Como todos, creo que tengo derecho a una cuota de felicidad en la vida. ¿Acaso iba a ser feliz entre ese tormento de celos y mal humor de su parte? Reconozco que me equivoqué y le fallé en pocas ocasiones, pero fueron por detalles banales.
Como les dije, disparé la última bala. Le dije, más resuelto que nunca, que lo nuestro se acabó, no siento nada por ella. Desde entonces he tenido que luchar, desde las abismales esquinas de mi ser, contra sus recuerdos, su presencia, aun si he de perder el sueño, aun si debo ser tan destructor como un trueno contra mí mismo, aun si he de tocar fondo, mi palabra es esa: Acabar con su recuerdo de una jodida vez y para siempre.

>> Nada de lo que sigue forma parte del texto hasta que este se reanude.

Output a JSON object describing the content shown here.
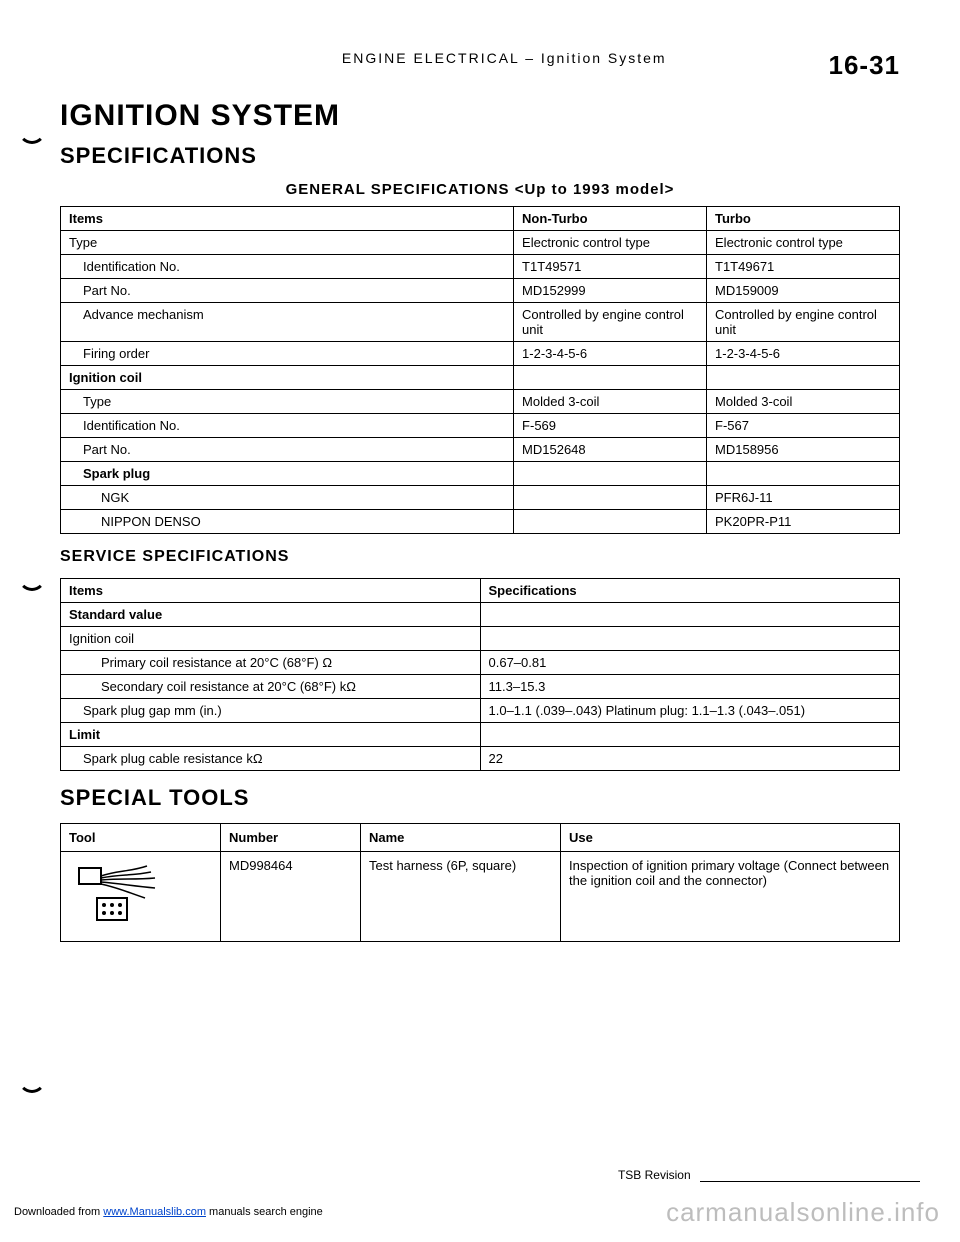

Hoy es mi tiempo, mi oportunidad de intentar enmendar el camino. Tendré que vencer a mi pereza, mi desorden, mi poca perseverancia, y a muchos otros demonios y "bemoles" míos. Pero la tristeza y el miedo no lo harán, quiero probar cosas nuevas, reír a destajo, no privarme de los sabores de la vida. Y en cierta medida, se me revela lo que pregonaba en mi obra "Ma volonté...", voy a fundirme en abrazos de oro con mi libertad. Y esta libertad mía, debo vivirla a mi manera, este punto de inflexión será a mi favor. Debo hacerlo tan implacablemente como un trueno, y debo vivirlo a pleno.